In the light of the abovementioned conclusions and after experimenting with the CHV dataset on YOLO-v5 ten models and YOLO-v8 five models, the precision, recall, F1 score, mean average precision (mAP), number of layers, number of parameters, FPS, and FLOPS were calculated to compare between different YOLO models. YOLO-v8m benchmarks against previous related research studies with an increase of 6.64% advancement in mAP, making it more suitable for applications where detection performance is the measure for decision making. These findings collectively help to understand the strengths and capabilities of each YOLO-based architecture in the context of PPE detection on construction sites, providing valuable insights for the development and deployment of computer vision solutions in occupational safety applications.

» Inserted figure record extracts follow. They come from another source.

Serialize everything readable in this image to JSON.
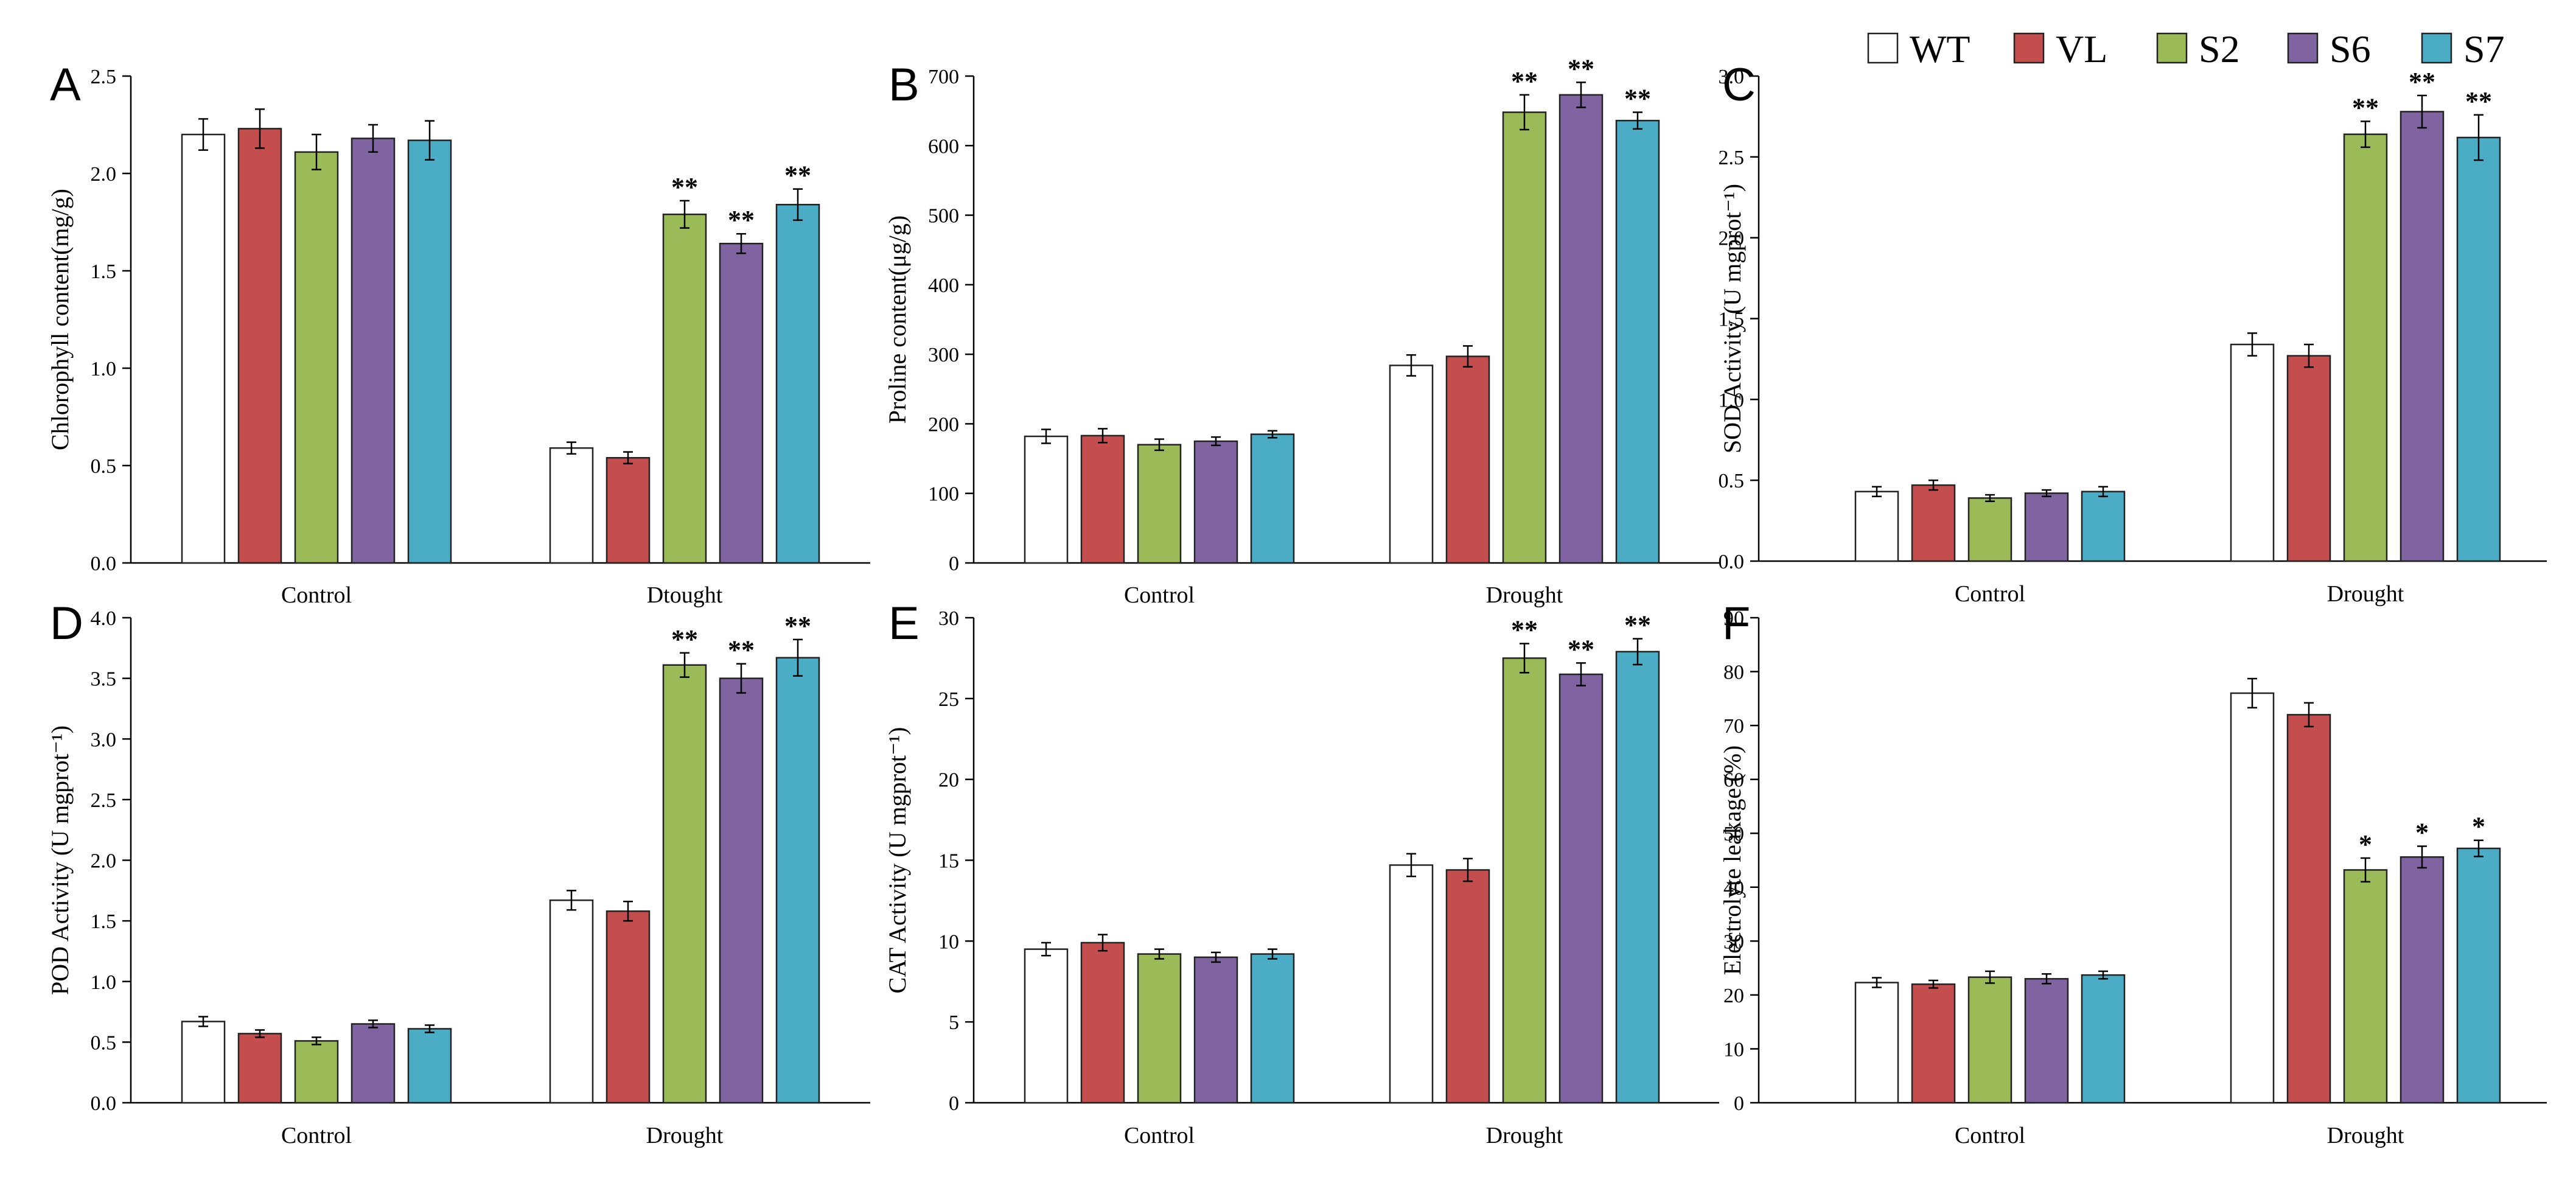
{
  "legend": [
    {
      "name": "WT",
      "color": "#ffffff"
    },
    {
      "name": "VL",
      "color": "#c44e4e"
    },
    {
      "name": "S2",
      "color": "#9bbb59"
    },
    {
      "name": "S6",
      "color": "#8064a2"
    },
    {
      "name": "S7",
      "color": "#4bacc6"
    }
  ],
  "chart_data": [
    {
      "panel": "A",
      "type": "bar",
      "ylabel": "Chlorophyll content(mg/g)",
      "ylim": [
        0,
        2.5
      ],
      "yticks": [
        0,
        0.5,
        1.0,
        1.5,
        2.0,
        2.5
      ],
      "yticklabels": [
        "0.0",
        "0.5",
        "1.0",
        "1.5",
        "2.0",
        "2.5"
      ],
      "categories": [
        "Control",
        "Dtought"
      ],
      "series": [
        {
          "name": "WT",
          "values": [
            2.2,
            0.59
          ],
          "errors": [
            0.08,
            0.03
          ],
          "sig": [
            "",
            ""
          ]
        },
        {
          "name": "VL",
          "values": [
            2.23,
            0.54
          ],
          "errors": [
            0.1,
            0.03
          ],
          "sig": [
            "",
            ""
          ]
        },
        {
          "name": "S2",
          "values": [
            2.11,
            1.79
          ],
          "errors": [
            0.09,
            0.07
          ],
          "sig": [
            "",
            "**"
          ]
        },
        {
          "name": "S6",
          "values": [
            2.18,
            1.64
          ],
          "errors": [
            0.07,
            0.05
          ],
          "sig": [
            "",
            "**"
          ]
        },
        {
          "name": "S7",
          "values": [
            2.17,
            1.84
          ],
          "errors": [
            0.1,
            0.08
          ],
          "sig": [
            "",
            "**"
          ]
        }
      ]
    },
    {
      "panel": "B",
      "type": "bar",
      "ylabel": "Proline content(μg/g)",
      "ylim": [
        0,
        700
      ],
      "yticks": [
        0,
        100,
        200,
        300,
        400,
        500,
        600,
        700
      ],
      "yticklabels": [
        "0",
        "100",
        "200",
        "300",
        "400",
        "500",
        "600",
        "700"
      ],
      "categories": [
        "Control",
        "Drought"
      ],
      "series": [
        {
          "name": "WT",
          "values": [
            182,
            284
          ],
          "errors": [
            10,
            15
          ],
          "sig": [
            "",
            ""
          ]
        },
        {
          "name": "VL",
          "values": [
            183,
            297
          ],
          "errors": [
            10,
            15
          ],
          "sig": [
            "",
            ""
          ]
        },
        {
          "name": "S2",
          "values": [
            170,
            648
          ],
          "errors": [
            8,
            25
          ],
          "sig": [
            "",
            "**"
          ]
        },
        {
          "name": "S6",
          "values": [
            175,
            673
          ],
          "errors": [
            6,
            18
          ],
          "sig": [
            "",
            "**"
          ]
        },
        {
          "name": "S7",
          "values": [
            185,
            636
          ],
          "errors": [
            5,
            12
          ],
          "sig": [
            "",
            "**"
          ]
        }
      ]
    },
    {
      "panel": "C",
      "type": "bar",
      "ylabel": "SOD Activity (U mgprot⁻¹)",
      "ylim": [
        0,
        3.0
      ],
      "yticks": [
        0,
        0.5,
        1.0,
        1.5,
        2.0,
        2.5,
        3.0
      ],
      "yticklabels": [
        "0.0",
        "0.5",
        "1.0",
        "1.5",
        "2.0",
        "2.5",
        "3.0"
      ],
      "categories": [
        "Control",
        "Drought"
      ],
      "series": [
        {
          "name": "WT",
          "values": [
            0.43,
            1.34
          ],
          "errors": [
            0.03,
            0.07
          ],
          "sig": [
            "",
            ""
          ]
        },
        {
          "name": "VL",
          "values": [
            0.47,
            1.27
          ],
          "errors": [
            0.03,
            0.07
          ],
          "sig": [
            "",
            ""
          ]
        },
        {
          "name": "S2",
          "values": [
            0.39,
            2.64
          ],
          "errors": [
            0.02,
            0.08
          ],
          "sig": [
            "",
            "**"
          ]
        },
        {
          "name": "S6",
          "values": [
            0.42,
            2.78
          ],
          "errors": [
            0.02,
            0.1
          ],
          "sig": [
            "",
            "**"
          ]
        },
        {
          "name": "S7",
          "values": [
            0.43,
            2.62
          ],
          "errors": [
            0.03,
            0.14
          ],
          "sig": [
            "",
            "**"
          ]
        }
      ]
    },
    {
      "panel": "D",
      "type": "bar",
      "ylabel": "POD Activity (U mgprot⁻¹)",
      "ylim": [
        0,
        4.0
      ],
      "yticks": [
        0,
        0.5,
        1.0,
        1.5,
        2.0,
        2.5,
        3.0,
        3.5,
        4.0
      ],
      "yticklabels": [
        "0.0",
        "0.5",
        "1.0",
        "1.5",
        "2.0",
        "2.5",
        "3.0",
        "3.5",
        "4.0"
      ],
      "categories": [
        "Control",
        "Drought"
      ],
      "series": [
        {
          "name": "WT",
          "values": [
            0.67,
            1.67
          ],
          "errors": [
            0.04,
            0.08
          ],
          "sig": [
            "",
            ""
          ]
        },
        {
          "name": "VL",
          "values": [
            0.57,
            1.58
          ],
          "errors": [
            0.03,
            0.08
          ],
          "sig": [
            "",
            ""
          ]
        },
        {
          "name": "S2",
          "values": [
            0.51,
            3.61
          ],
          "errors": [
            0.03,
            0.1
          ],
          "sig": [
            "",
            "**"
          ]
        },
        {
          "name": "S6",
          "values": [
            0.65,
            3.5
          ],
          "errors": [
            0.03,
            0.12
          ],
          "sig": [
            "",
            "**"
          ]
        },
        {
          "name": "S7",
          "values": [
            0.61,
            3.67
          ],
          "errors": [
            0.03,
            0.15
          ],
          "sig": [
            "",
            "**"
          ]
        }
      ]
    },
    {
      "panel": "E",
      "type": "bar",
      "ylabel": "CAT Activity (U mgprot⁻¹)",
      "ylim": [
        0,
        30
      ],
      "yticks": [
        0,
        5,
        10,
        15,
        20,
        25,
        30
      ],
      "yticklabels": [
        "0",
        "5",
        "10",
        "15",
        "20",
        "25",
        "30"
      ],
      "categories": [
        "Control",
        "Drought"
      ],
      "series": [
        {
          "name": "WT",
          "values": [
            9.5,
            14.7
          ],
          "errors": [
            0.4,
            0.7
          ],
          "sig": [
            "",
            ""
          ]
        },
        {
          "name": "VL",
          "values": [
            9.9,
            14.4
          ],
          "errors": [
            0.5,
            0.7
          ],
          "sig": [
            "",
            ""
          ]
        },
        {
          "name": "S2",
          "values": [
            9.2,
            27.5
          ],
          "errors": [
            0.3,
            0.9
          ],
          "sig": [
            "",
            "**"
          ]
        },
        {
          "name": "S6",
          "values": [
            9.0,
            26.5
          ],
          "errors": [
            0.3,
            0.7
          ],
          "sig": [
            "",
            "**"
          ]
        },
        {
          "name": "S7",
          "values": [
            9.2,
            27.9
          ],
          "errors": [
            0.3,
            0.8
          ],
          "sig": [
            "",
            "**"
          ]
        }
      ]
    },
    {
      "panel": "F",
      "type": "bar",
      "ylabel": "Electrolyte leakage (%)",
      "ylim": [
        0,
        90
      ],
      "yticks": [
        0,
        10,
        20,
        30,
        40,
        50,
        60,
        70,
        80,
        90
      ],
      "yticklabels": [
        "0",
        "10",
        "20",
        "30",
        "40",
        "50",
        "60",
        "70",
        "80",
        "90"
      ],
      "categories": [
        "Control",
        "Drought"
      ],
      "series": [
        {
          "name": "WT",
          "values": [
            22.3,
            76.0
          ],
          "errors": [
            0.9,
            2.7
          ],
          "sig": [
            "",
            ""
          ]
        },
        {
          "name": "VL",
          "values": [
            22.0,
            72.0
          ],
          "errors": [
            0.7,
            2.2
          ],
          "sig": [
            "",
            ""
          ]
        },
        {
          "name": "S2",
          "values": [
            23.3,
            43.2
          ],
          "errors": [
            1.1,
            2.2
          ],
          "sig": [
            "",
            "*"
          ]
        },
        {
          "name": "S6",
          "values": [
            23.0,
            45.6
          ],
          "errors": [
            0.9,
            2.0
          ],
          "sig": [
            "",
            "*"
          ]
        },
        {
          "name": "S7",
          "values": [
            23.7,
            47.2
          ],
          "errors": [
            0.7,
            1.5
          ],
          "sig": [
            "",
            "*"
          ]
        }
      ]
    }
  ]
}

In this regard, one drawback of different YOLO models is their difficulty in identifying small objects at a long distance, especially when there are some huge objects nearby. This might be resolved by changing or developing the architecture. Additionally, even though the model was extended to include six distinct PPE classes, it may be expanded more to detect more PPE sets, such as masks, glasses, and gloves. Regarding future research, our studies will be expanded to optimize each model and enhance its performance by gathering original datasets from different actual construction sites, which could help more in the model training process. This will be reflected in more accurate predictions.